Longhorn 1.4.1 released

David Ko | March 13, 2023

Longhorn 1.4.1 is the first stable release of Longhorn 1.4 since v1.4.0 was released three months ago, and its primary focus is on space efficiency, resilience, performance, and stability.

Regarding space efficiency, the space usage of volume snapshots is always the main area to improve. In previous versions, Longhorn supported recurring jobs to retain a specific number of volume snapshots for the volume that applied the job. However, there were some cases that were not achievable, such as deleting all snapshots or system snapshots with removable snapshots, especially for workloads that have their own replication capability like distributed databases. In v1.4.1, two new job types have been introduced: snapshot-delete and snapshot-cleanup. Users can plan different jobs based on their space usage requirements to clean up unnecessary snapshots and optimize space efficiency.

In terms of resilience, if a node becomes not ready due to reasons such as kubelet restarts, network partition, etc., the engine or replica of a volume will become unknown and wait to see if the situation is temporary or durable. If the situation is temporary, it will be recovered without volume restart or replica rebuild. Otherwise, the replica or engine will stay in the right status to recover if needed.
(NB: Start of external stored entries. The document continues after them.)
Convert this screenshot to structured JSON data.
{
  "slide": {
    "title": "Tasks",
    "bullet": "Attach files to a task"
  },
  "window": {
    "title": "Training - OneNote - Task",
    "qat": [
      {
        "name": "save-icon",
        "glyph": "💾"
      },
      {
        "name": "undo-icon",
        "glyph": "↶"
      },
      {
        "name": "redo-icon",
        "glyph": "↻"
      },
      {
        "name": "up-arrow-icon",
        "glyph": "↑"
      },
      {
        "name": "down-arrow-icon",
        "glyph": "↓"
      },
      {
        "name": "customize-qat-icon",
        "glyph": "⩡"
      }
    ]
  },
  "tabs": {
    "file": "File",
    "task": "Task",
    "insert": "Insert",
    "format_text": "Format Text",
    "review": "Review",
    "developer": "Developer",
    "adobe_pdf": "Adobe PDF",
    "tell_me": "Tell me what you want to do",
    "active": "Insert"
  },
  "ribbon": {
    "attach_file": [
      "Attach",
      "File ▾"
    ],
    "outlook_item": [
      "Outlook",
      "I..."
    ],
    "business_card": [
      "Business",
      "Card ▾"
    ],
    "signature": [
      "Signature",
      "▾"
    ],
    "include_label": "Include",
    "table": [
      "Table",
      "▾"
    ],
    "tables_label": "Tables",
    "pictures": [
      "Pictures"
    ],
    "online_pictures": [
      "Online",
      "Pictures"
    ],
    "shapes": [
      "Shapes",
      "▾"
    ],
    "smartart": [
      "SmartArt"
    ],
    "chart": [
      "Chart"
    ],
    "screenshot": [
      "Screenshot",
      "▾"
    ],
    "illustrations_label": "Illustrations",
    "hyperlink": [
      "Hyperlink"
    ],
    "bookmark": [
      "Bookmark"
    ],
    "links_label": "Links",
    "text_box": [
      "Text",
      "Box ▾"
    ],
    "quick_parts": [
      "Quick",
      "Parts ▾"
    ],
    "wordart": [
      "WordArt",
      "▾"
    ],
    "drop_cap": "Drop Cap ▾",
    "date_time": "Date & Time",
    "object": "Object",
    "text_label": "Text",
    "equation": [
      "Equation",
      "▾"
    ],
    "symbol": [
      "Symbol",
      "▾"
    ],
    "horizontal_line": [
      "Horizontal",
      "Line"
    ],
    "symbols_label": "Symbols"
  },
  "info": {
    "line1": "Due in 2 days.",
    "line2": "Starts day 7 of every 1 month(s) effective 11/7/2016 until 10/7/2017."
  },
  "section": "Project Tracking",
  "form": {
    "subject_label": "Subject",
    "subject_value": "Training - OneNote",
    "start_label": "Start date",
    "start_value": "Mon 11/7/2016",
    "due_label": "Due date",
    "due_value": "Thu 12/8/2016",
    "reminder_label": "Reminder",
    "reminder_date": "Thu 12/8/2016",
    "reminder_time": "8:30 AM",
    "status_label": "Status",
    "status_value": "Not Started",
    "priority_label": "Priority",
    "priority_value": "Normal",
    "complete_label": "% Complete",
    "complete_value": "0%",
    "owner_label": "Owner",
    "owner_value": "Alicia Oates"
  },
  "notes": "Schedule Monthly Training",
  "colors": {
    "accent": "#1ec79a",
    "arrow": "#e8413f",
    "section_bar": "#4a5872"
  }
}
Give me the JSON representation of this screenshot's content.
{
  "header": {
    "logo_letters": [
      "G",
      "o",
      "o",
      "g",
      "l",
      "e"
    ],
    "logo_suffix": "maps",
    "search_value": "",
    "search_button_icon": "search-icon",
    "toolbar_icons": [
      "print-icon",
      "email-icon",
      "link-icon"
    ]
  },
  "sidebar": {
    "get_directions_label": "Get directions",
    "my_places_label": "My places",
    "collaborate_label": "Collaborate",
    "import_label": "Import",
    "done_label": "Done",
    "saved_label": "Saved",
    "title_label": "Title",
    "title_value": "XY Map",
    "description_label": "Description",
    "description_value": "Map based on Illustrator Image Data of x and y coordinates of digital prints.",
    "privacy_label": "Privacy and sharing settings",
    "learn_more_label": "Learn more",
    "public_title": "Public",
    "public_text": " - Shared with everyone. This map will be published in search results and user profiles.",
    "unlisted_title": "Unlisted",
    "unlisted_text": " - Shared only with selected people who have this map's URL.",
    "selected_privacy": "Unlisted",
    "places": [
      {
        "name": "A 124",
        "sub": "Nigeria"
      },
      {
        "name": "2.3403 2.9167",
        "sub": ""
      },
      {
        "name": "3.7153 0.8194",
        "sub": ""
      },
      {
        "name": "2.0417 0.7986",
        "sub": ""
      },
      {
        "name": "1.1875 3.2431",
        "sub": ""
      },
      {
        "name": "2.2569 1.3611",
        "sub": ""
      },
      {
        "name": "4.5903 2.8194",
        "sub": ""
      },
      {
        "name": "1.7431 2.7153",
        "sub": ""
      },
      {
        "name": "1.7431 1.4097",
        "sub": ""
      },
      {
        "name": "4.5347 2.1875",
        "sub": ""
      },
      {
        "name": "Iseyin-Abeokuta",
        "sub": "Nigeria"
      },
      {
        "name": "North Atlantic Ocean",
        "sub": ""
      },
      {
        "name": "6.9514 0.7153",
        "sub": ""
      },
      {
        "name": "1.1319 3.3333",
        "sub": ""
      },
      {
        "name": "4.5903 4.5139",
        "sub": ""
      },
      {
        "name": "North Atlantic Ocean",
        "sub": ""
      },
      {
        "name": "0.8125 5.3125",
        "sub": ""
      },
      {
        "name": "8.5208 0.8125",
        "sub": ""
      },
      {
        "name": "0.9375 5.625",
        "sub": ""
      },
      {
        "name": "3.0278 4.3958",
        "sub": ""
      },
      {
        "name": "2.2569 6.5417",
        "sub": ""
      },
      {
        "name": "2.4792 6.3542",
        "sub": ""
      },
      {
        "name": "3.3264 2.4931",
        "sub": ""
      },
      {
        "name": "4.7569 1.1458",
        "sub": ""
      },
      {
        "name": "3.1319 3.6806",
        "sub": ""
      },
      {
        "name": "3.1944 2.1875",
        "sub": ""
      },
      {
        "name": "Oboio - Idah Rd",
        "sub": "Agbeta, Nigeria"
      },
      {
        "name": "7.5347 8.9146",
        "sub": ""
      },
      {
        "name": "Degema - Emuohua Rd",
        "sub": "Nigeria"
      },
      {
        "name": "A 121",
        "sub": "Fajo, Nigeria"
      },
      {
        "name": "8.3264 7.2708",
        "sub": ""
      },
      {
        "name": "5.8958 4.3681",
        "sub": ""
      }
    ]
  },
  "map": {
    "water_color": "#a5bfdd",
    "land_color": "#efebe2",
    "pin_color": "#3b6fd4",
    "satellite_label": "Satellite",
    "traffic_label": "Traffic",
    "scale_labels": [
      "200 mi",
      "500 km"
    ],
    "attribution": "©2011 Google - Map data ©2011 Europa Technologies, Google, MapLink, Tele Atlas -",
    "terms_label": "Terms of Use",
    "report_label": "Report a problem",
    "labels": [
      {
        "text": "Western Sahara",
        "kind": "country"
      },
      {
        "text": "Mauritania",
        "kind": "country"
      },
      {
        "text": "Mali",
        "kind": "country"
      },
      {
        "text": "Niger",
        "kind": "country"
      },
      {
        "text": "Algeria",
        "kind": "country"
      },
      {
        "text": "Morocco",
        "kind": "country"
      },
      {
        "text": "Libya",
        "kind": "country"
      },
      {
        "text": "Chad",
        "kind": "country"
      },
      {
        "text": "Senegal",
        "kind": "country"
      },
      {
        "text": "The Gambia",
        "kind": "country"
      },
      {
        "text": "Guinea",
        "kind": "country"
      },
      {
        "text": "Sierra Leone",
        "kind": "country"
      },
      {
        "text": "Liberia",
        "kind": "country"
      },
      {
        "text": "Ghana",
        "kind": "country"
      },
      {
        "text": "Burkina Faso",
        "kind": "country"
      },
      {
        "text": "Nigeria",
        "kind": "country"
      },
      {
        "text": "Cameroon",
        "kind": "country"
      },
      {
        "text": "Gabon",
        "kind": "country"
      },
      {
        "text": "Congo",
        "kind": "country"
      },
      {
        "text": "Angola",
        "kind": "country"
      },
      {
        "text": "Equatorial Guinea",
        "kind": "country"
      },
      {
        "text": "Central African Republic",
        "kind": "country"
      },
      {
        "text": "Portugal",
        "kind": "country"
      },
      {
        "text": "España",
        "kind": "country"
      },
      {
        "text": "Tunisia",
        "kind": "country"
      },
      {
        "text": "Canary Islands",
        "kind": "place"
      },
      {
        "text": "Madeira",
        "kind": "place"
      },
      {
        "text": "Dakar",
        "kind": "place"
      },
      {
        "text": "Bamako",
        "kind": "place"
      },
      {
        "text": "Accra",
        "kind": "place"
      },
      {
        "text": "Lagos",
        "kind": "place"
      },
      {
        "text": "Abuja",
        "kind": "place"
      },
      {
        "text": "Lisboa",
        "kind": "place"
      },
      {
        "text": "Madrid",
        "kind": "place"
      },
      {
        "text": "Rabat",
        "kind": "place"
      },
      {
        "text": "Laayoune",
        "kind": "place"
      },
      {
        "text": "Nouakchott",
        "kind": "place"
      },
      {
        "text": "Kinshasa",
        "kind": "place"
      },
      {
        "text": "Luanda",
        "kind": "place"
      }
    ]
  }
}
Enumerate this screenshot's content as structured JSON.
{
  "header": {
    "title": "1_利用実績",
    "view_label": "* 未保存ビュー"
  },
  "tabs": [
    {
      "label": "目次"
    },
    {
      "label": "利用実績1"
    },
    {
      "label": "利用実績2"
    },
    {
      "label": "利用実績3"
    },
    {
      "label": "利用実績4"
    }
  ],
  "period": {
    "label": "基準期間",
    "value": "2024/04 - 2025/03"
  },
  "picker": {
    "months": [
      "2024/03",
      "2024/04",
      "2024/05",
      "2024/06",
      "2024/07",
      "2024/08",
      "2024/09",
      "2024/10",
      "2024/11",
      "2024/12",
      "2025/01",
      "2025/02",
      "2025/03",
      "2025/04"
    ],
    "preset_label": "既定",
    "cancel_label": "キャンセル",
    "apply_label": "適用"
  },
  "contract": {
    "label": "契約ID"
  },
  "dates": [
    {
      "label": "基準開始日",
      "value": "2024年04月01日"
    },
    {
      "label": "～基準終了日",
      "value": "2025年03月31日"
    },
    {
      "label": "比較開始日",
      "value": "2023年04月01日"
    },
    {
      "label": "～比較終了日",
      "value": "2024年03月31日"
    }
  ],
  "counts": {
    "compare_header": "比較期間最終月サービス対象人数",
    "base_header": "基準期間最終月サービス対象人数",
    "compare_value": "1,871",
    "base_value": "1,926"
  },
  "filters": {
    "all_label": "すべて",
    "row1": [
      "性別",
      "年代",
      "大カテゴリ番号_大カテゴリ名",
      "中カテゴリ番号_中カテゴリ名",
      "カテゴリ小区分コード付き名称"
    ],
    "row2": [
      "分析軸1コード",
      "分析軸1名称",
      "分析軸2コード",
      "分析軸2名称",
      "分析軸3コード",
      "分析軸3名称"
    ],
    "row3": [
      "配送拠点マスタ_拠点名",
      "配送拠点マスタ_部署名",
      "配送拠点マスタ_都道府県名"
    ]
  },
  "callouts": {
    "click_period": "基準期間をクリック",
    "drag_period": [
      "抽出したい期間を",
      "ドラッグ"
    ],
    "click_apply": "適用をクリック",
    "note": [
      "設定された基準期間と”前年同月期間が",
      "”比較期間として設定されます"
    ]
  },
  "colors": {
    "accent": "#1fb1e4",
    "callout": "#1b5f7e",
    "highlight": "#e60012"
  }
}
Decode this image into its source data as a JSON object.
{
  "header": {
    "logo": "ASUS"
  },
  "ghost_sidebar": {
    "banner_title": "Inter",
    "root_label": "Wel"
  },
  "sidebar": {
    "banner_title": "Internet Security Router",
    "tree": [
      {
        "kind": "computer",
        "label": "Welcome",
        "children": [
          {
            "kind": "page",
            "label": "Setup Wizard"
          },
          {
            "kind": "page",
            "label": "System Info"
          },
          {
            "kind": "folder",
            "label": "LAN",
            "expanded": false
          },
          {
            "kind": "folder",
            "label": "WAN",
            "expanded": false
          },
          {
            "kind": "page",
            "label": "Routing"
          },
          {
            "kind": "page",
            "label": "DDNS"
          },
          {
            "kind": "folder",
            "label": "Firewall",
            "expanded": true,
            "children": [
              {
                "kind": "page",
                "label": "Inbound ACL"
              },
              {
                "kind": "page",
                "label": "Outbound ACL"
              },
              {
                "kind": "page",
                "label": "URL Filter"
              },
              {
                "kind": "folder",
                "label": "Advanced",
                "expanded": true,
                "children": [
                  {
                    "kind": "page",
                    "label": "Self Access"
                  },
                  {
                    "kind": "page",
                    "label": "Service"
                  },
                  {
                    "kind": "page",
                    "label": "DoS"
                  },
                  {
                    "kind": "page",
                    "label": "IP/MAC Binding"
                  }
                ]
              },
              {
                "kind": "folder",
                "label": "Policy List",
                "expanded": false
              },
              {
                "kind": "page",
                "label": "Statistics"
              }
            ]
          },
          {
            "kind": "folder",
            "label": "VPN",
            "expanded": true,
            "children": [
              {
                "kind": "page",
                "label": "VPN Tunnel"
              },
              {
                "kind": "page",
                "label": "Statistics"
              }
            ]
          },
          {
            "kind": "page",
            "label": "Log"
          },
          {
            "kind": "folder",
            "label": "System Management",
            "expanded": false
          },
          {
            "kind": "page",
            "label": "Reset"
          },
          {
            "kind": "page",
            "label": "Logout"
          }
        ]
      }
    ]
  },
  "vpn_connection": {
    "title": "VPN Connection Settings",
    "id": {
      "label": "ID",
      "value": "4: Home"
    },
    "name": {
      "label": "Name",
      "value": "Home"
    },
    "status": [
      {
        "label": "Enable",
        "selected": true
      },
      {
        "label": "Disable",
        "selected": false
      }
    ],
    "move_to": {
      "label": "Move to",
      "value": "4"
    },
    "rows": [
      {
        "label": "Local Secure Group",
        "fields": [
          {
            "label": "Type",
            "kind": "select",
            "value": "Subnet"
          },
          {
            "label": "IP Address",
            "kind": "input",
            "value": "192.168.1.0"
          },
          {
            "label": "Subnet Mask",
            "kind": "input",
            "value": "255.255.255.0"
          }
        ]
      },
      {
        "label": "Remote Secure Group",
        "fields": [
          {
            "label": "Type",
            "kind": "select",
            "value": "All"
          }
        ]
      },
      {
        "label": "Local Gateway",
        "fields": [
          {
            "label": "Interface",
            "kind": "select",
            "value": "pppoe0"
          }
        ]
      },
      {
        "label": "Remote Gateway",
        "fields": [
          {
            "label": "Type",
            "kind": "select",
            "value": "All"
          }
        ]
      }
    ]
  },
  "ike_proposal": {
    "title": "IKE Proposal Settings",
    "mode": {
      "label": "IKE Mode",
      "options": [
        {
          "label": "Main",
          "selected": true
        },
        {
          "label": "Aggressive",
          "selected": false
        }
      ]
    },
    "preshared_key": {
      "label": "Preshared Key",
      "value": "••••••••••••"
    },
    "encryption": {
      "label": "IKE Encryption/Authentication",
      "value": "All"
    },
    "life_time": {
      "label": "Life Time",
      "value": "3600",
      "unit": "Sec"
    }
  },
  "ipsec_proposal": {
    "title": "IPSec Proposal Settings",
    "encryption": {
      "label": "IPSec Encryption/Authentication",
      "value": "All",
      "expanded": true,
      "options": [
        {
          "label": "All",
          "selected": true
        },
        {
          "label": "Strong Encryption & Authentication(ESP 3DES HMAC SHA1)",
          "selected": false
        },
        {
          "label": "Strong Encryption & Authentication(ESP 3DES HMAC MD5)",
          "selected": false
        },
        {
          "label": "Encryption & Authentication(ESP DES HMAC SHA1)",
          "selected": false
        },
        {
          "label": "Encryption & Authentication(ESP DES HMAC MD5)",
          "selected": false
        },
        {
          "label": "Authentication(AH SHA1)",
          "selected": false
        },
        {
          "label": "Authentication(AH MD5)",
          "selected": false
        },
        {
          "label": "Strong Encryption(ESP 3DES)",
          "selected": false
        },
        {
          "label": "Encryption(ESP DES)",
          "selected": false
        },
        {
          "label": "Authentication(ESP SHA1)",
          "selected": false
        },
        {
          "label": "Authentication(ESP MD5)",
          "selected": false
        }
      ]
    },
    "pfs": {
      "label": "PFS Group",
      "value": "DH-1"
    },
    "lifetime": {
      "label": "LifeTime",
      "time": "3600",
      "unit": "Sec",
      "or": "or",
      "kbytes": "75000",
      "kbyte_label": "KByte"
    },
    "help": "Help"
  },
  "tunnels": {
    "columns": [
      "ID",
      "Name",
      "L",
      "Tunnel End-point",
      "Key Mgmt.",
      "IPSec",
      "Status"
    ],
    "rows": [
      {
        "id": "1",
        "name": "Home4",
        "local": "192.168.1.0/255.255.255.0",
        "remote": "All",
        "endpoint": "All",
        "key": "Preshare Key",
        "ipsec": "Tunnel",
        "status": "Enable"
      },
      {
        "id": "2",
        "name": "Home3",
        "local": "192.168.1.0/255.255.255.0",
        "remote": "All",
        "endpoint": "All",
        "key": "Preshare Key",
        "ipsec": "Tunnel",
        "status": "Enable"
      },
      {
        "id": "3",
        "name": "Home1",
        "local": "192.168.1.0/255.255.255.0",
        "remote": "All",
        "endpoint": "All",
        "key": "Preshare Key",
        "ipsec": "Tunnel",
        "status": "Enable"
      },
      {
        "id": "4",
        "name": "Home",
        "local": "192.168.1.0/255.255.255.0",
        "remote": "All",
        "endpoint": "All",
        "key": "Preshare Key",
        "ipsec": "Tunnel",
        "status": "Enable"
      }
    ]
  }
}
For RWX share manager pods, they will still failover immediately to ensure that the service remains available.

Regarding stability, replica rebuilding will not be caused by temporary network disconnection. Volume backup and restore will work as expected under a proxy, RWX storage upgrades will fix potentially rare segments, and the new support bundle mechanism will work in an air-gap environment, among other improvements.

Lastly, in terms of performance, Longhorn has improved the memory consumption of the instance manager for replicas and unlocked stuck unmount processes caused by RWX volumes being unexpectedly detached.

Several bug fixes are also included in this new release. Please check the release notes (https://github.com/longhorn/longhorn/releases/tag/v1.4.1) and the documentation (https://longhorn.io/docs/1.4.1/) to learn more about them.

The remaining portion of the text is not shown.